Data on the impact of digital technologies on greenhouse gas (GHG) emissions is emerging, and its importance is clear. The World Economic Forum (WEF) and Accenture say digital technologies can help the energy, materials and mobility industries reduce emissions by 4-10% by 2030.1 PwC estimates that AI alone can reduce emissions. global GHG emissions by 4% by 2030.2 while Capgemini reports the climate potential of AI puts the figure at 16% across multiple sectors.3
However, despite the proven impacts of these technologies, there is not enough urgency for organizations around their adoption to accelerate decarbonization and emissions reduction goals. Across the industry, many leaders are leveraging partners to support digital transformation, while the energy transition remains a secondary goal. Digital and sustainability leaders are taking a surprisingly conservative approach to technology that fails to address current issues. As justification, they cite the immaturity of existing solutions, the need for further study or customization, and challenges ranging from intermittent supply of renewable energy to a lack of confidence in existing carbon trading schemes.
MIT Technology Review Insights conducted a global survey to examine industry leaders’ use, plans, and readiness to adopt digital technologies to achieve decarbonization goals. The survey reached out to 350 C-level leaders at large global companies across eight major industries to gather their perceptions of these solutions. Insights from in-depth discussions with nine subject matter experts were also collected.
The following are the key findings of the research:
Digitization is the backbone that will sustain the energy transition. Despite differences between industries (and between regions), digital technologies are considered important (ranked from 1 to 10, with 10 being the most important) for optimizing efficiency and reducing energy and waste (overall score of 6, 8); design and optimize carbon sequestration technologies (6.7); make sustainability data accessible, verifiable and transparent (6.2); monitor GHG sinks (6.6); and design and optimize energy systems with a low carbon footprint (5.8).

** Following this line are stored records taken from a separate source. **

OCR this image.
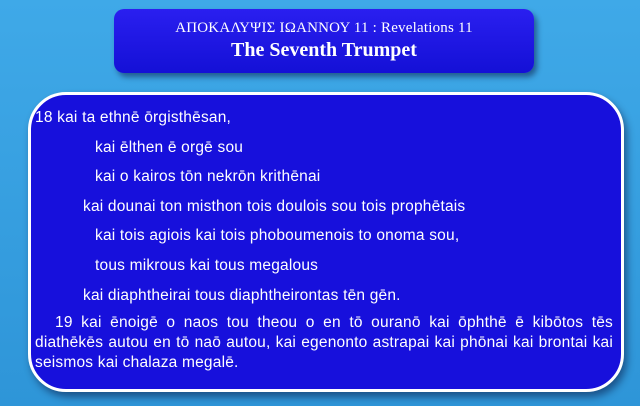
ΑΠΟΚΑΛΥΨΙΣ ΙΩΑΝΝΟΥ 11 : Revelations 11
The Seventh Trumpet
18 kai ta ethnē ōrgisthēsan,
kai ēlthen ē orgē sou
kai o kairos tōn nekrōn krithēnai
kai dounai ton misthon tois doulois sou tois prophētais
kai tois agiois kai tois phoboumenois to onoma sou,
tous mikrous kai tous megalous
kai diaphtheirai tous diaphtheirontas tēn gēn.
19 kai ēnoigē o naos tou theou o en tō ouranō kai ōphthē ē kibōtos tēs diathēkēs autou en tō naō autou, kai egenonto astrapai kai phōnai kai brontai kai seismos kai chalaza megalē.
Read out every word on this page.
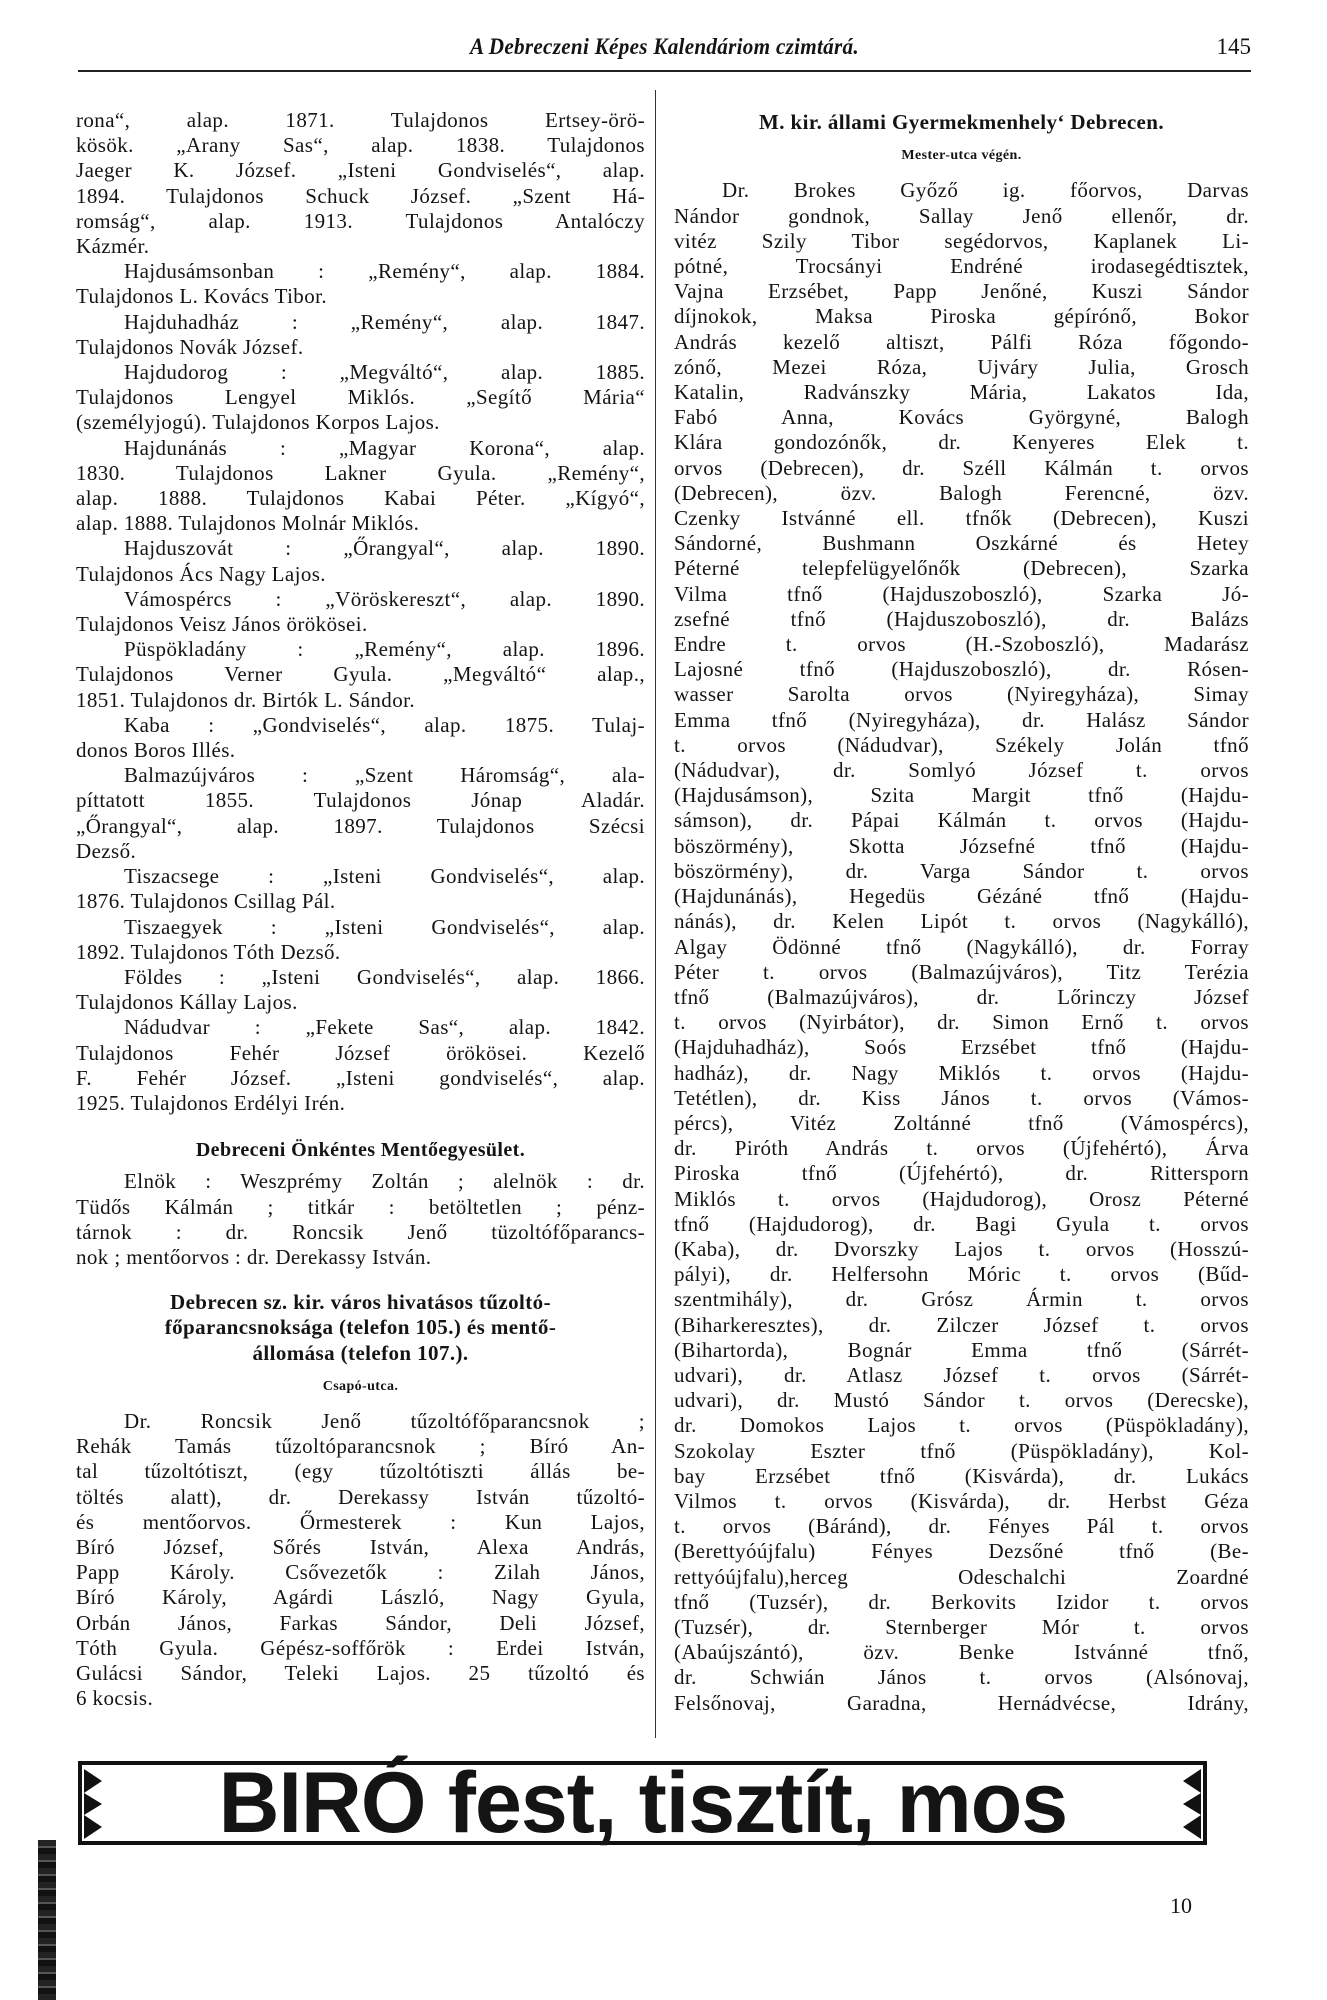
A Debreczeni Képes Kalendáriom czimtárá.	145
rona“, alap. 1871. Tulajdonos Ertsey-örö-
kösök. „Arany Sas“, alap. 1838. Tulajdonos
Jaeger K. József. „Isteni Gondviselés“, alap.
1894. Tulajdonos Schuck József. „Szent Há-
romság“, alap. 1913. Tulajdonos Antalóczy
Kázmér.
Hajdusámsonban : „Remény“, alap. 1884.
Tulajdonos L. Kovács Tibor.
Hajduhadház : „Remény“, alap. 1847.
Tulajdonos Novák József.
Hajdudorog : „Megváltó“, alap. 1885.
Tulajdonos Lengyel Miklós. „Segítő Mária“
(személyjogú). Tulajdonos Korpos Lajos.
Hajdunánás : „Magyar Korona“, alap.
1830. Tulajdonos Lakner Gyula. „Remény“,
alap. 1888. Tulajdonos Kabai Péter. „Kígyó“,
alap. 1888. Tulajdonos Molnár Miklós.
Hajduszovát : „Őrangyal“, alap. 1890.
Tulajdonos Ács Nagy Lajos.
Vámospércs : „Vöröskereszt“, alap. 1890.
Tulajdonos Veisz János örökösei.
Püspökladány : „Remény“, alap. 1896.
Tulajdonos Verner Gyula. „Megváltó“ alap.,
1851. Tulajdonos dr. Birtók L. Sándor.
Kaba : „Gondviselés“, alap. 1875. Tulaj-
donos Boros Illés.
Balmazújváros : „Szent Háromság“, ala-
píttatott 1855. Tulajdonos Jónap Aladár.
„Őrangyal“, alap. 1897. Tulajdonos Szécsi
Dezső.
Tiszacsege : „Isteni Gondviselés“, alap.
1876. Tulajdonos Csillag Pál.
Tiszaegyek : „Isteni Gondviselés“, alap.
1892. Tulajdonos Tóth Dezső.
Földes : „Isteni Gondviselés“, alap. 1866.
Tulajdonos Kállay Lajos.
Nádudvar : „Fekete Sas“, alap. 1842.
Tulajdonos Fehér József örökösei. Kezelő
F. Fehér József. „Isteni gondviselés“, alap.
1925. Tulajdonos Erdélyi Irén.
Debreceni Önkéntes Mentőegyesület.
Elnök : Weszprémy Zoltán ; alelnök : dr.
Tüdős Kálmán ; titkár : betöltetlen ; pénz-
tárnok : dr. Roncsik Jenő tüzoltófőparancs-
nok ; mentőorvos : dr. Derekassy István.
Debrecen sz. kir. város hivatásos tűzoltó-
főparancsnoksága (telefon 105.) és mentő-
állomása (telefon 107.).
Csapó-utca.
Dr. Roncsik Jenő tűzoltófőparancsnok ;
Rehák Tamás tűzoltóparancsnok ; Bíró An-
tal tűzoltótiszt, (egy tűzoltótiszti állás be-
töltés alatt), dr. Derekassy István tűzoltó-
és mentőorvos. Őrmesterek : Kun Lajos,
Bíró József, Sőrés István, Alexa András,
Papp Károly. Csővezetők : Zilah János,
Bíró Károly, Agárdi László, Nagy Gyula,
Orbán János, Farkas Sándor, Deli József,
Tóth Gyula. Gépész-soffőrök : Erdei István,
Gulácsi Sándor, Teleki Lajos. 25 tűzoltó és
6 kocsis.
M. kir. állami Gyermekmenhely‘ Debrecen.
Mester-utca végén.
Dr. Brokes Győző ig. főorvos, Darvas
Nándor gondnok, Sallay Jenő ellenőr, dr.
vitéz Szily Tibor segédorvos, Kaplanek Li-
pótné, Trocsányi Endréné irodasegédtisztek,
Vajna Erzsébet, Papp Jenőné, Kuszi Sándor
díjnokok, Maksa Piroska gépírónő, Bokor
András kezelő altiszt, Pálfi Róza főgondo-
zónő, Mezei Róza, Ujváry Julia, Grosch
Katalin, Radvánszky Mária, Lakatos Ida,
Fabó Anna, Kovács Györgyné, Balogh
Klára gondozónők, dr. Kenyeres Elek t.
orvos (Debrecen), dr. Széll Kálmán t. orvos
(Debrecen), özv. Balogh Ferencné, özv.
Czenky Istvánné ell. tfnők (Debrecen), Kuszi
Sándorné, Bushmann Oszkárné és Hetey
Péterné telepfelügyelőnők (Debrecen), Szarka
Vilma tfnő (Hajduszoboszló), Szarka Jó-
zsefné tfnő (Hajduszoboszló), dr. Balázs
Endre t. orvos (H.-Szoboszló), Madarász
Lajosné tfnő (Hajduszoboszló), dr. Rósen-
wasser Sarolta orvos (Nyiregyháza), Simay
Emma tfnő (Nyiregyháza), dr. Halász Sándor
t. orvos (Nádudvar), Székely Jolán tfnő
(Nádudvar), dr. Somlyó József t. orvos
(Hajdusámson), Szita Margit tfnő (Hajdu-
sámson), dr. Pápai Kálmán t. orvos (Hajdu-
böszörmény), Skotta Józsefné tfnő (Hajdu-
böszörmény), dr. Varga Sándor t. orvos
(Hajdunánás), Hegedüs Gézáné tfnő (Hajdu-
nánás), dr. Kelen Lipót t. orvos (Nagykálló),
Algay Ödönné tfnő (Nagykálló), dr. Forray
Péter t. orvos (Balmazújváros), Titz Terézia
tfnő (Balmazújváros), dr. Lőrinczy József
t. orvos (Nyirbátor), dr. Simon Ernő t. orvos
(Hajduhadház), Soós Erzsébet tfnő (Hajdu-
hadház), dr. Nagy Miklós t. orvos (Hajdu-
Tetétlen), dr. Kiss János t. orvos (Vámos-
pércs), Vitéz Zoltánné tfnő (Vámospércs),
dr. Piróth András t. orvos (Újfehértó), Árva
Piroska tfnő (Újfehértó), dr. Rittersporn
Miklós t. orvos (Hajdudorog), Orosz Péterné
tfnő (Hajdudorog), dr. Bagi Gyula t. orvos
(Kaba), dr. Dvorszky Lajos t. orvos (Hosszú-
pályi), dr. Helfersohn Móric t. orvos (Bűd-
szentmihály), dr. Grósz Ármin t. orvos
(Biharkeresztes), dr. Zilczer József t. orvos
(Bihartorda), Bognár Emma tfnő (Sárrét-
udvari), dr. Atlasz József t. orvos (Sárrét-
udvari), dr. Mustó Sándor t. orvos (Derecske),
dr. Domokos Lajos t. orvos (Püspökladány),
Szokolay Eszter tfnő (Püspökladány), Kol-
bay Erzsébet tfnő (Kisvárda), dr. Lukács
Vilmos t. orvos (Kisvárda), dr. Herbst Géza
t. orvos (Báránd), dr. Fényes Pál t. orvos
(Berettyóújfalu) Fényes Dezsőné tfnő (Be-
rettyóújfalu),herceg Odeschalchi Zoardné
tfnő (Tuzsér), dr. Berkovits Izidor t. orvos
(Tuzsér), dr. Sternberger Mór t. orvos
(Abaújszántó), özv. Benke Istvánné tfnő,
dr. Schwián János t. orvos (Alsónovaj,
Felsőnovaj, Garadna, Hernádvécse, Idrány,
BIRÓ fest, tisztít, mos
10
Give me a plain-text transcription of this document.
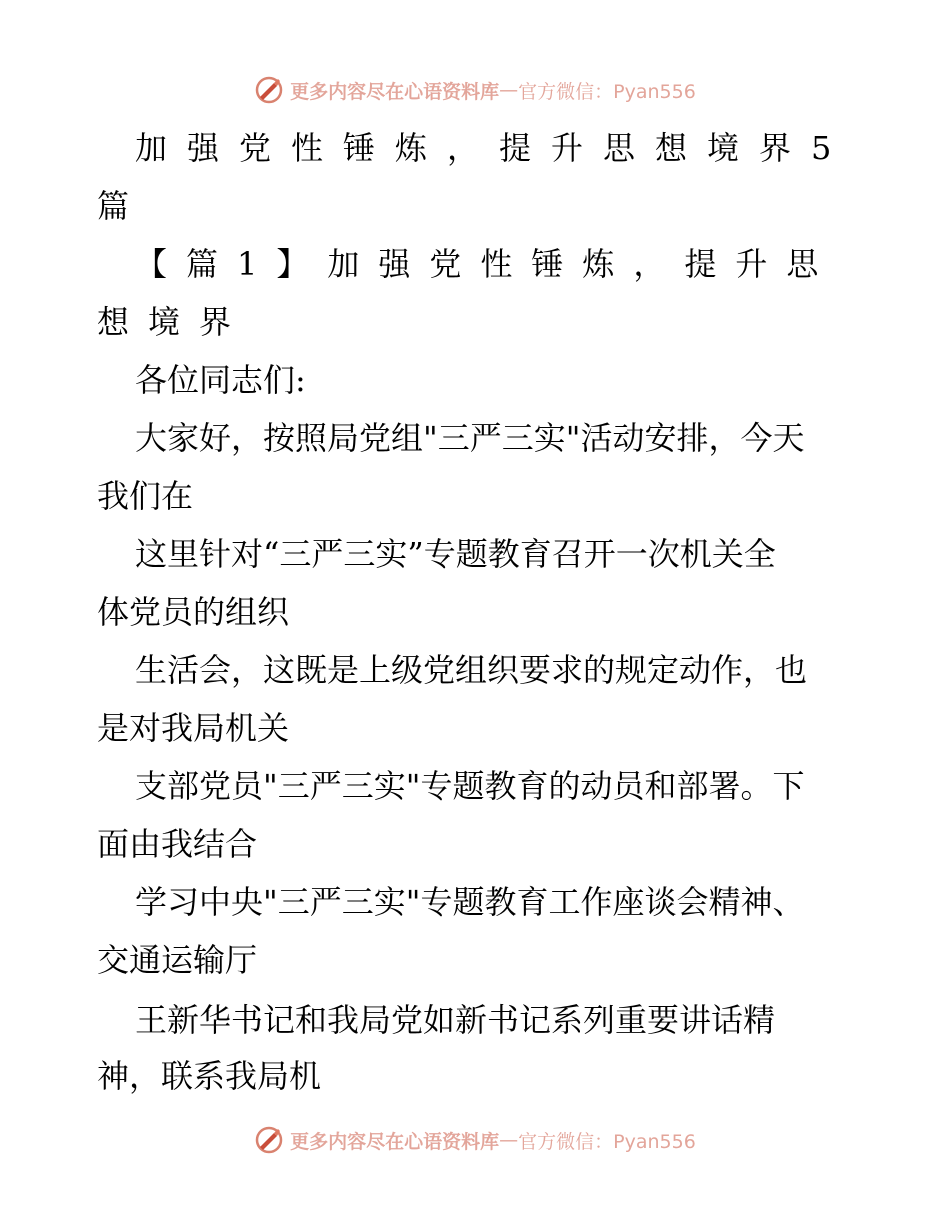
更多内容尽在心语资料库 — 官方微信：Pyan556
加强党性锤炼，提升思想境界5
篇
【篇1】加强党性锤炼，提升思
想境界
各位同志们:
大家好，按照局党组"三严三实"活动安排，今天
我们在
这里针对“三严三实”专题教育召开一次机关全
体党员的组织
生活会，这既是上级党组织要求的规定动作，也
是对我局机关
支部党员"三严三实"专题教育的动员和部署。下
面由我结合
学习中央"三严三实"专题教育工作座谈会精神、
交通运输厅
王新华书记和我局党如新书记系列重要讲话精
神，联系我局机
更多内容尽在心语资料库 — 官方微信：Pyan556
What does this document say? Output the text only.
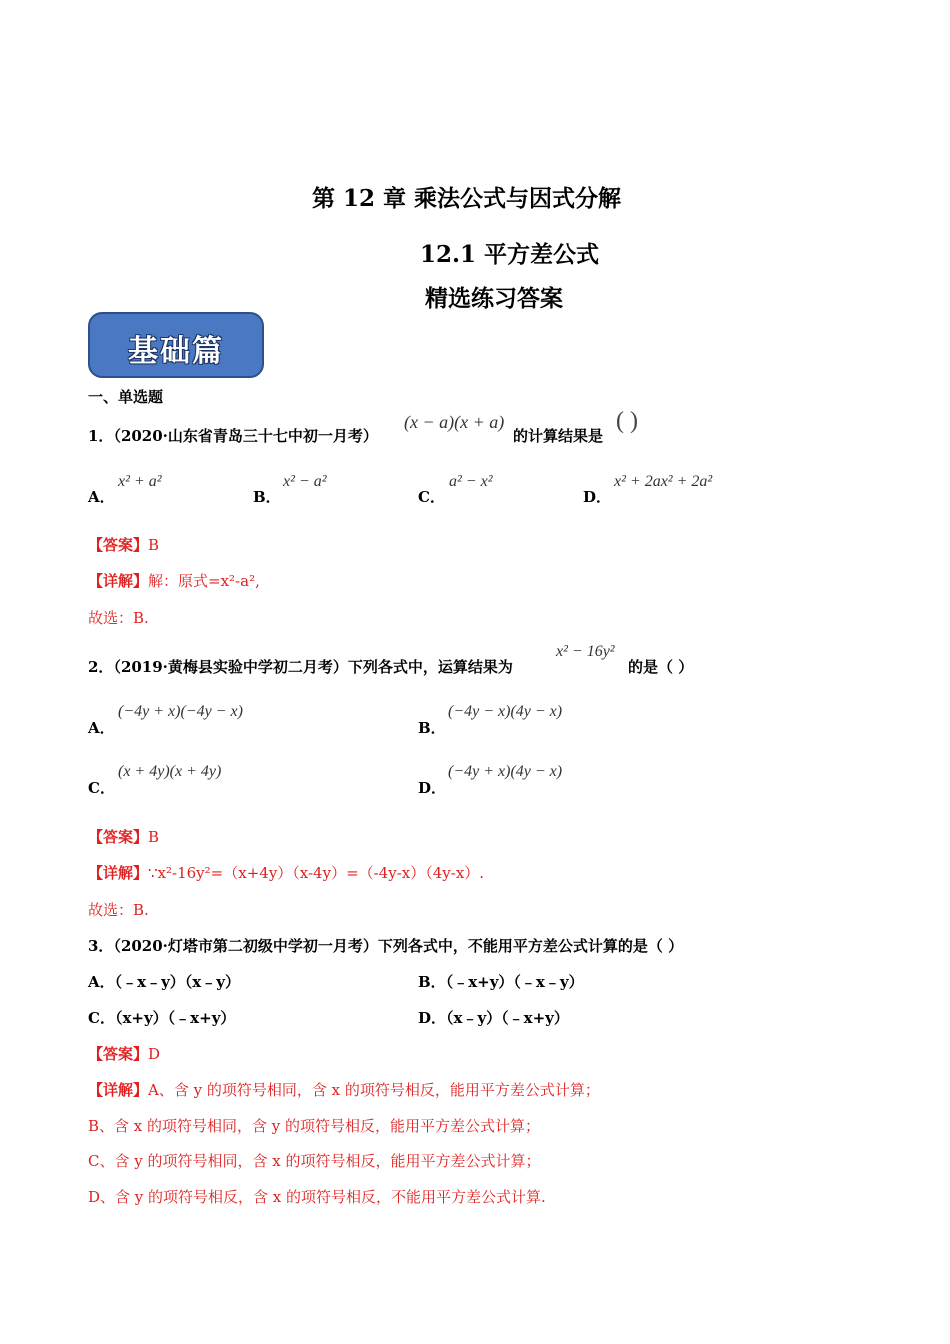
第 12 章 乘法公式与因式分解
12.1 平方差公式
精选练习答案
基础篇
一、单选题
1．（2020·山东省青岛三十七中初一月考）
(x − a)(x + a)
的计算结果是
( )
A．
x² + a²
B．
x² − a²
C．
a² − x²
D．
x² + 2ax² + 2a²
【答案】B
【详解】解：原式=x²-a²,
故选：B.
2．（2019·黄梅县实验中学初二月考）下列各式中，运算结果为
x² − 16y²
的是（ ）
A．
(−4y + x)(−4y − x)
B．
(−4y − x)(4y − x)
C．
(x + 4y)(x + 4y)
D．
(−4y + x)(4y − x)
【答案】B
【详解】∵x²-16y²=（x+4y）（x-4y）=（-4y-x）（4y-x）.
故选：B.
3．（2020·灯塔市第二初级中学初一月考）下列各式中，不能用平方差公式计算的是（ ）
A．（﹣x﹣y）（x﹣y）	B．（﹣x+y）（﹣x﹣y）
C．（x+y）（﹣x+y）	D．（x﹣y）（﹣x+y）
【答案】D
【详解】A、含 y 的项符号相同，含 x 的项符号相反，能用平方差公式计算；
B、含 x 的项符号相同，含 y 的项符号相反，能用平方差公式计算；
C、含 y 的项符号相同，含 x 的项符号相反，能用平方差公式计算；
D、含 y 的项符号相反，含 x 的项符号相反，不能用平方差公式计算.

For most industries, the main lever for decarbonization is a circular economy. A majority (54%) of respondents across all industries (except petrochemical manufacturing) cite the circular economy4 as their top environmental sustainability goal. A circular economy minimizes waste with reduced consumption, increased efficiency, and the recovery of resources and energy. The second highest rated sustainability goal is to improve access to clean energy (41%) and the third is to improve energy efficiency (40%).
Partnering with technology experts is how the industry innovates with digital solutions. The most cited approach to adopting new digital technologies is through vendor partnerships (31%). However, executives are less likely to stress the importance of open standards and data sharing across the supply chain to accelerate the deployment of digital technology (especially in energy, metals and mining, construction, and petrochemical manufacturing), and only 16% identify it as the top enabler. However, experts say the adoption of open standards and data sharing, essential to AI and ML’s ability to conquer complexity, to optimize the supply chain is “inevitable” to meet decarbonization goals.
Attitudes towards technology adoption and innovation vary by sector and region. Although cybersecurity is considered the biggest external obstacle to digital transformation overall (58%), construction companies are far more concerned (76%), while metals and mining companies are less concerned (47%). Overall, 11% of respondents aim to experiment with digital early on, but some sectors are less enthusiastic: just 4% in metals and mining, 5% in petrochemical manufacturing and 6% in industrial manufacturing. Acceptance and a willingness to learn are essential for cooperation between departments and organizations.